StyleContext reports characters rather than bytes, its
GetRelative() method should follow:
'1' breaks at least the Perl lexer which uses
GetRelative() and the passes an offset found with it to
Forward() uses characters, so it will forward too much. For example this code will not highlight as expected:
" ü " keyword
Attached is an initial patch showing a possible fix. Not tested very well, and not so beautiful, but it seems to work fine.
On the implementation side though, there currently is a conflict between avoiding code duplication, avoiding possibly different invalid character handling and avoiding unnecessary data access. I mean, currently
StyleContext has code to get the next character, but it requires to know the full value of the character, so to read the whole set of bytes (1-4). When fast-forwarding to find the character at
pos+n, one could rely on some encoding properties to avoid fetching some data, e.g. the first byte of UTF-8 contains the information on how many sub-bytes it contains, so one could do:
if ((ch_ & 0xf8) == 0xf0) // 0b11110xxx pos += 4; else if ((ch_ & 0xf0) == 0xe0) // 0b1110xxxx pos += 3; else if ((ch_ & 0xe0) == 0xc0) // 0b110xxxxx pos += 2; else pos++;
This only requires the first byte for UTF-8, and it seems like there already is some code to determine if a DBCS byte is a leading one.
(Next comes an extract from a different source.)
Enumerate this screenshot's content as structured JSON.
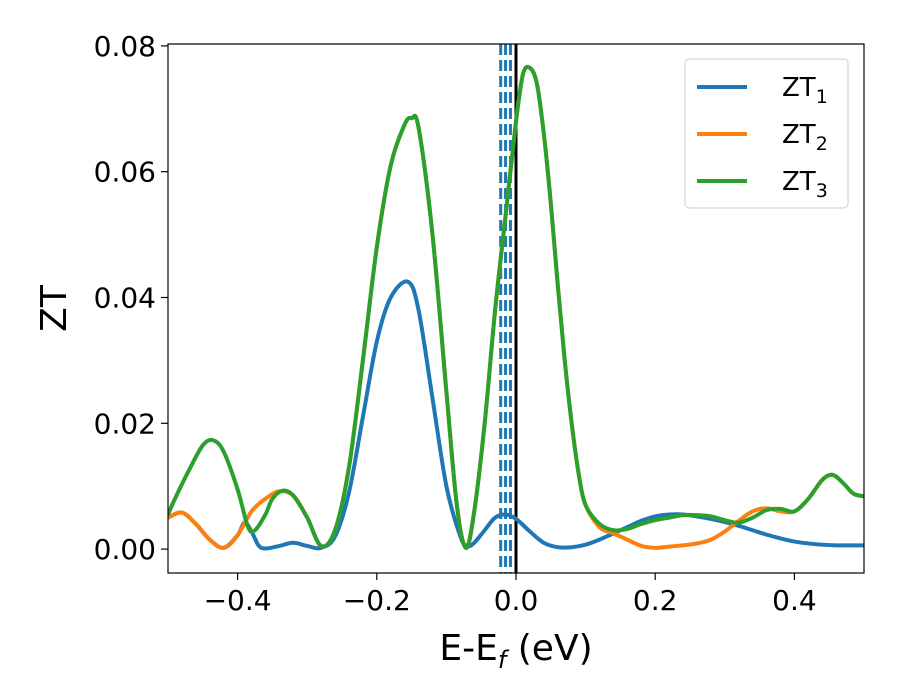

However, this may give different results on invalid data than what StyleContext::GetNextChar() does, so it might not be wanted -- and we need to get the last character anyway, so for
GetRelative(1) it would not change anything.
Also, going backwards is a little tricky so it probably won't give the exact same result than the current
GetNextChar() on invalid data anyway (since to go backward we pretty much have no other solution than seek backward until we find the previous lead byte). I mean:
int c = sc.ch; sc.Forward(); assert(c == sc.GetRelative(-1));
might perhaps fail on invalid input.